After NEDA

In an odd twist, after the National Eating Disorders Association conference in San Diego last week I drove up to Los Angeles to help out with my grandmother. She is - after decades of happily living alone, living in in a convalescent home.

She's there because she had a cold and got disorganized and didn't eat for a few days. Her neighbor found this fiesty, independent, 92 year old widow disoriented and unwell.

At the convalescent home, my grandma is getting huge lovely meals with whole milk and potato chips and dessert and good corn bread. And she eats it all. Does my heart good.

Geriatric anorexia is actually a serious problem out there. A bout of not eating can trigger a cascade of troubles that leads to death. Does this sound familiar?

If you've met me, you know that I always wear a gold fork to symbolize the rule of full nutrition in recovery and to refute the silly notion that "it's not about the food" when you are malnourished. My friend Stephanie Millstein took this shot of me at NEDA wearing my usual lapel pin but also my Gold Fork Necklace made by the wonderful Carrie Arnold:

For my grandmother: the power of the fork!


  1. Another example demonstrating the role, the important role, that food and nutrition serves in overall health. "Food is medicine" and Amen to "Behold the power of the golden fork"

  2. Damn straight!

    More fork necklaces were just listed on my jewelry site.

  3. The diet of the elderly is so important and so often overlooked both when people try to cope on their own and, much worse when they are in places where they are supposed to be being cared for. It isn't always so and I'm so glad your grandmother is eating well.
    My aunt was in a lovely rest home where the residents were excellently cared for. The BEST part of it was the chef - his recipe for pears in ginger and cream sauce was about the most blissful thing I've ever come across.
    May the power of the fork be with you and yours and blessings be upon those who feed our loved ones when we cannot.

  4. Bravo Ladies- Laura, (per her fiesty usual), Stephanie, and Carrie!

    It really is incredibly inspirational to see the needed connections and meeting of minds to share, further inform, impart wise experience, humor, compassion, and all the other good stuff towards advocacy and better improved treatment for ED's.

    Laura, the care your grandmother is getting sounds very comforting and HEALTHY- now if we can keep drumming our voices and stories like these to translate further towards meaningful, supportive, and beneficial treatment no matter what the setting or chosen option- what an important and life-saving first step towards recovery!

    You ladies rock- big virtual hugs to you all!


  5. It's so nice to SEE you again Laura! ;)

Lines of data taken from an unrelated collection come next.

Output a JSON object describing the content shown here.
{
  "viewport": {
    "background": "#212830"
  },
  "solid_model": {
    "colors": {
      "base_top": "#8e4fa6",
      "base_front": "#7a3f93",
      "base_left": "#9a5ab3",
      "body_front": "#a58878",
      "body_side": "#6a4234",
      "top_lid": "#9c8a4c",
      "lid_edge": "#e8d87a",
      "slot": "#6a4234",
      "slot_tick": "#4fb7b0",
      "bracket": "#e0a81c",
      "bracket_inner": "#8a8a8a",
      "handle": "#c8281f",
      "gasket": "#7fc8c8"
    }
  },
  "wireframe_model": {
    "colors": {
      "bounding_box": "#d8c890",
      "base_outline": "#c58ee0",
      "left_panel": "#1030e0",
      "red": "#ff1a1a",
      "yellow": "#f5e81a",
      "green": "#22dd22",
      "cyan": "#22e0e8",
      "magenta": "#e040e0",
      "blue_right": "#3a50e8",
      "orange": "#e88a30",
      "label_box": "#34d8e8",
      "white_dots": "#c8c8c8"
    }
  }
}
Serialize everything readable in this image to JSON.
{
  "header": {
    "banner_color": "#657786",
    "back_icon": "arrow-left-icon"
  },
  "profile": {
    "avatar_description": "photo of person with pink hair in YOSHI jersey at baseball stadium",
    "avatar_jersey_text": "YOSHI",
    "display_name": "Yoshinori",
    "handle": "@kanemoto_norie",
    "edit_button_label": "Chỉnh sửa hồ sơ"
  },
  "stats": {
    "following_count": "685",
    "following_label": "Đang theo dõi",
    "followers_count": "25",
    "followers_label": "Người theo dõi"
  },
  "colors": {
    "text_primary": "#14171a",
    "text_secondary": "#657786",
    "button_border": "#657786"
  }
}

    I was thinking of our visit just yesterday and wished we took pictures!

    My mom developed anorexia due to a reaction to an antibiotic. My dad could see this and even my mother noticed that she had no appetite. She slipped down 20lbs. swiftly and mostly lost muscle weight before my dad helped re-feed her.Luckily she was around 175lbs. when she got sick.(dad forgot his own aches for a bit) Sadly, they had tried to find good medical support and even went to a famous medical hospital before they found their own way back. (they live in Fl.) Now she comes home for medical support to a Dr. she trusts.
    Now they are dealing with his poor medical treatment and hopefully we can get them to come home. Mom likes it hates the cold.

    Anyway, I hope your grandma is restored soon. I believe that our elderly deserve the same respect for their needs as we all do. There's no reason that age should determine whether to ignore a person's change in diet.